If a mine has monitors on hand, replacing a malfunctioning monitor might take a couple of hours. The shutdown would be longer if no replacement is available.

Mullins says he never saw a methane monitor bridged in his eight years at the Upper Big Branch mine. Most of the dozen Upper Big Branch miners NPR spoke with say the same thing. A few, though, say they've seen bridging at the mine, including a rudimentary variation that involves placing a plastic bag over the sniffer on the device.

The February incident raises an important question as investigators try to determine the cause of the deadly explosion on April 5. Was the monitor bridging incident isolated? Could something similar have happened the morning of April 5 in the vicinity of the blast?

"It wasn't where the actual explosion occurred in that section of the mine," says former federal inspector Dial. "But it still shows me that the attitude of the company, the attitude of the foreman and whoever else knew about this ... is the attitude that production is the most important."

Massey Responds

Massey Energy confirms in a statement from spokesman Jeff Gillenwater that the Feb. 13 incident took place. But Gillenwater writes "the supervisor did not order an electrician to bridge a methane monitor on a continuous miner 'to keep the mining machine from shutting off while operating.' "

Instead, Gillenwater says, "The methane monitor was bypassed in order to move the miner from the area that did not have roof support to a safer area for repair."

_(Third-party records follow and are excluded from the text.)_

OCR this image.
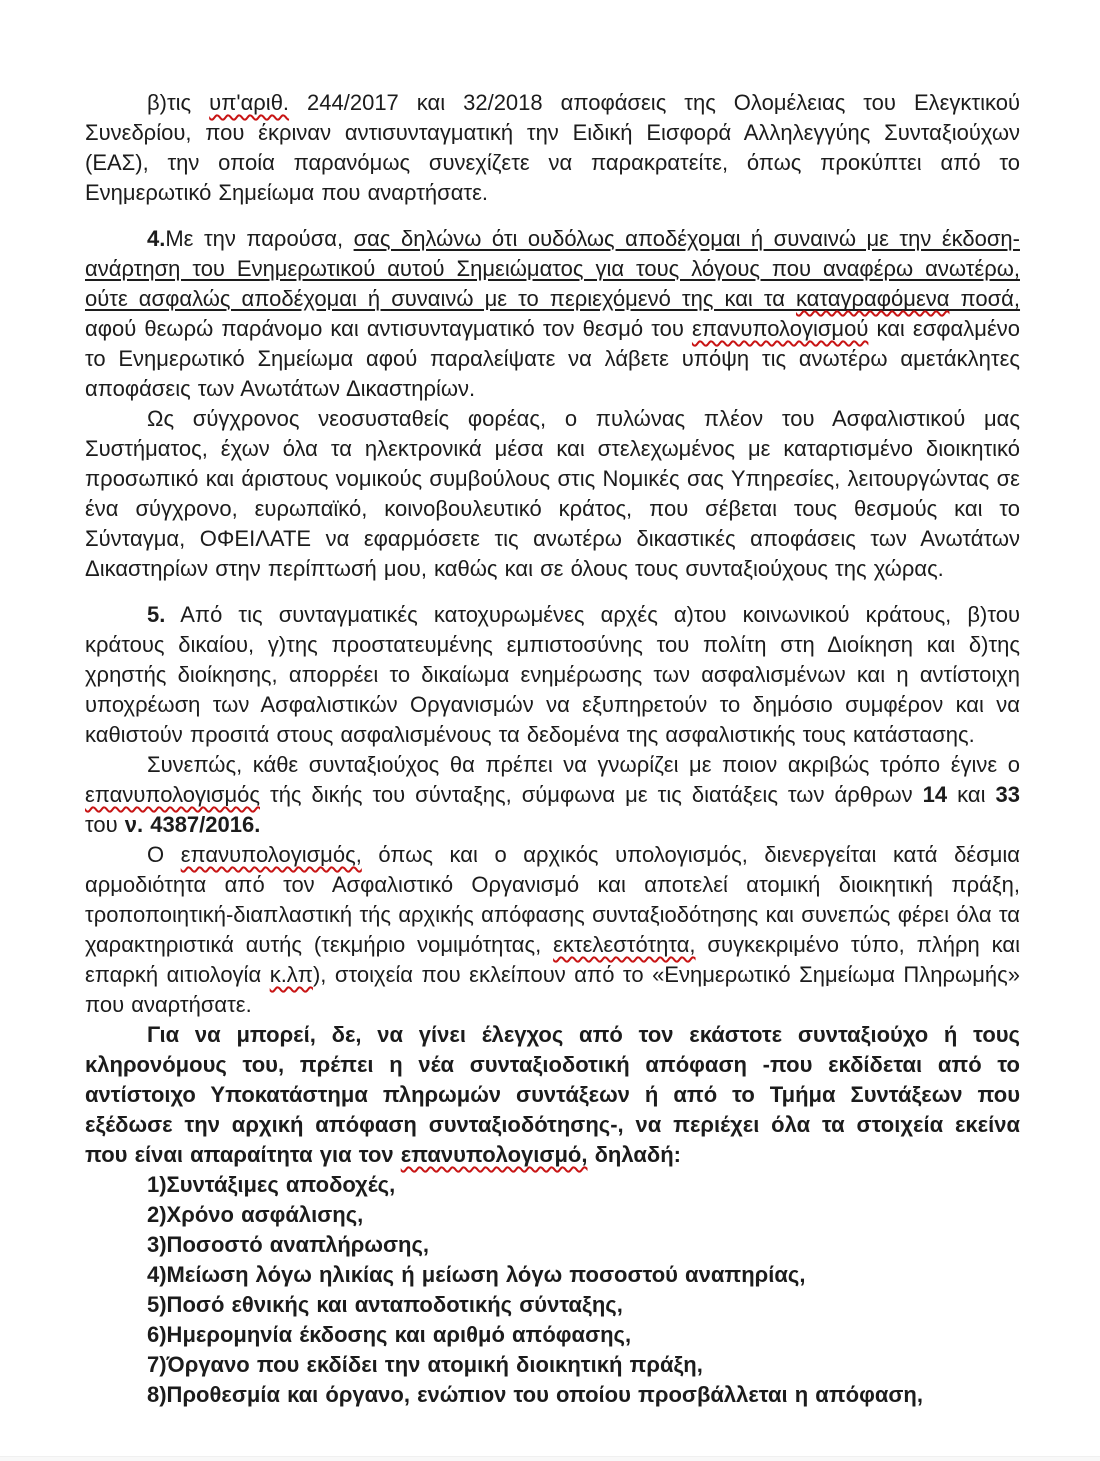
β)τις υπ'αριθ. 244/2017 και 32/2018 αποφάσεις της Ολομέλειας του Ελεγκτικού Συνεδρίου, που έκριναν αντισυνταγματική την Ειδική Εισφορά Αλληλεγγύης Συνταξιούχων (ΕΑΣ), την οποία παρανόμως συνεχίζετε να παρακρατείτε, όπως προκύπτει από το Ενημερωτικό Σημείωμα που αναρτήσατε.

4.Με την παρούσα, σας δηλώνω ότι ουδόλως αποδέχομαι ή συναινώ με την έκδοση-ανάρτηση του Ενημερωτικού αυτού Σημειώματος για τους λόγους που αναφέρω ανωτέρω, ούτε ασφαλώς αποδέχομαι ή συναινώ με το περιεχόμενό της και τα καταγραφόμενα ποσά, αφού θεωρώ παράνομο και αντισυνταγματικό τον θεσμό του επανυπολογισμού και εσφαλμένο το Ενημερωτικό Σημείωμα αφού παραλείψατε να λάβετε υπόψη τις ανωτέρω αμετάκλητες αποφάσεις των Ανωτάτων Δικαστηρίων.

Ως σύγχρονος νεοσυσταθείς φορέας, ο πυλώνας πλέον του Ασφαλιστικού μας Συστήματος, έχων όλα τα ηλεκτρονικά μέσα και στελεχωμένος με καταρτισμένο διοικητικό προσωπικό και άριστους νομικούς συμβούλους στις Νομικές σας Υπηρεσίες, λειτουργώντας σε ένα σύγχρονο, ευρωπαϊκό, κοινοβουλευτικό κράτος, που σέβεται τους θεσμούς και το Σύνταγμα, ΟΦΕΙΛΑΤΕ να εφαρμόσετε τις ανωτέρω δικαστικές αποφάσεις των Ανωτάτων Δικαστηρίων στην περίπτωσή μου, καθώς και σε όλους τους συνταξιούχους της χώρας.

5. Από τις συνταγματικές κατοχυρωμένες αρχές α)του κοινωνικού κράτους, β)του κράτους δικαίου, γ)της προστατευμένης εμπιστοσύνης του πολίτη στη Διοίκηση και δ)της χρηστής διοίκησης, απορρέει το δικαίωμα ενημέρωσης των ασφαλισμένων και η αντίστοιχη υποχρέωση των Ασφαλιστικών Οργανισμών να εξυπηρετούν το δημόσιο συμφέρον και να καθιστούν προσιτά στους ασφαλισμένους τα δεδομένα της ασφαλιστικής τους κατάστασης.

Συνεπώς, κάθε συνταξιούχος θα πρέπει να γνωρίζει με ποιον ακριβώς τρόπο έγινε ο επανυπολογισμός τής δικής του σύνταξης, σύμφωνα με τις διατάξεις των άρθρων 14 και 33 του ν. 4387/2016.

Ο επανυπολογισμός, όπως και ο αρχικός υπολογισμός, διενεργείται κατά δέσμια αρμοδιότητα από τον Ασφαλιστικό Οργανισμό και αποτελεί ατομική διοικητική πράξη, τροποποιητική-διαπλαστική τής αρχικής απόφασης συνταξιοδότησης και συνεπώς φέρει όλα τα χαρακτηριστικά αυτής (τεκμήριο νομιμότητας, εκτελεστότητα, συγκεκριμένο τύπο, πλήρη και επαρκή αιτιολογία κ.λπ), στοιχεία που εκλείπουν από το «Ενημερωτικό Σημείωμα Πληρωμής» που αναρτήσατε.

Για να μπορεί, δε, να γίνει έλεγχος από τον εκάστοτε συνταξιούχο ή τους κληρονόμους του, πρέπει η νέα συνταξιοδοτική απόφαση -που εκδίδεται από το αντίστοιχο Υποκατάστημα πληρωμών συντάξεων ή από το Τμήμα Συντάξεων που εξέδωσε την αρχική απόφαση συνταξιοδότησης-, να περιέχει όλα τα στοιχεία εκείνα που είναι απαραίτητα για τον επανυπολογισμό, δηλαδή:

1)Συντάξιμες αποδοχές,

2)Χρόνο ασφάλισης,

3)Ποσοστό αναπλήρωσης,

4)Μείωση λόγω ηλικίας ή μείωση λόγω ποσοστού αναπηρίας,

5)Ποσό εθνικής και ανταποδοτικής σύνταξης,

6)Ημερομηνία έκδοσης και αριθμό απόφασης,

7)Όργανο που εκδίδει την ατομική διοικητική πράξη,

8)Προθεσμία και όργανο, ενώπιον του οποίου προσβάλλεται η απόφαση,
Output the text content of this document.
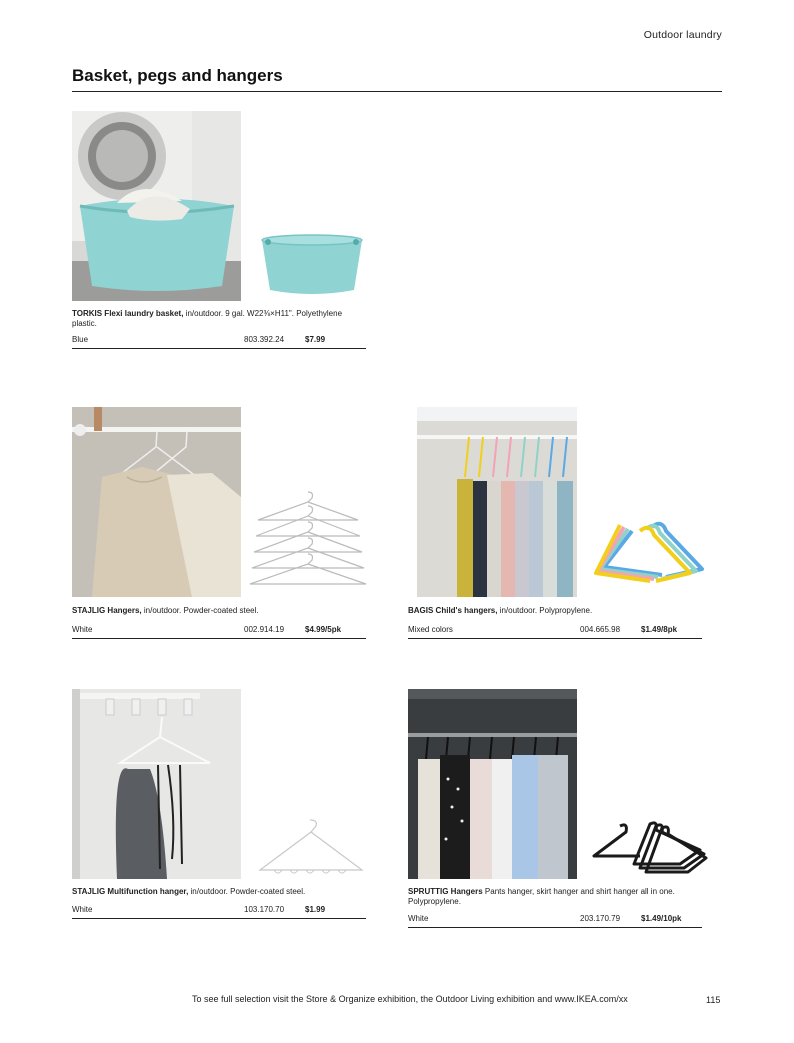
Outdoor laundry
Basket, pegs and hangers
TORKIS Flexi laundry basket, in/outdoor. 9 gal. W22⅜×H11". Polyethylene plastic.
Blue	803.392.24	$7.99
STAJLIG Hangers, in/outdoor. Powder-coated steel.
White	002.914.19	$4.99/5pk
BAGIS Child's hangers, in/outdoor. Polypropylene.
Mixed colors	004.665.98	$1.49/8pk
STAJLIG Multifunction hanger, in/outdoor. Powder-coated steel.
White	103.170.70	$1.99
SPRUTTIG Hangers Pants hanger, skirt hanger and shirt hanger all in one. Polypropylene.
White	203.170.79	$1.49/10pk
To see full selection visit the Store & Organize exhibition, the Outdoor Living exhibition and www.IKEA.com/xx	115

That is a legitimate reason for bridging a methane monitor. But witnesses insist that the mining machine continued to cut rock, which is not permitted.

Gillenwater also says "Massey strongly forbids any improper conduct relating to any and all safety devices." And he echoes Stan Suboleski, a Massey board director and former chief operating officer, who told NPR in May that he was astounded at claims company miners disabled methane monitors, "because the company would never condone action like that. We would immediately fire anybody ... if we heard of an action like that occurring. It's just not tolerated in the company."

Under Investigation

The FBI has been actively investigating the incident for months. And Ricky Lee Campbell has just received a subpoena to appear before a federal grand jury in Charleston, W.Va., in two weeks. The investigations and the witness accounts have former mine safety and health solicitor Clair thinking this case of monitor tampering is neither benign nor isolated.

"You can't help thinking," Clair says, "that if you've discovered it one time that it's indicative of an attitude of noncompliance, thumbing your nose at the law, within that company."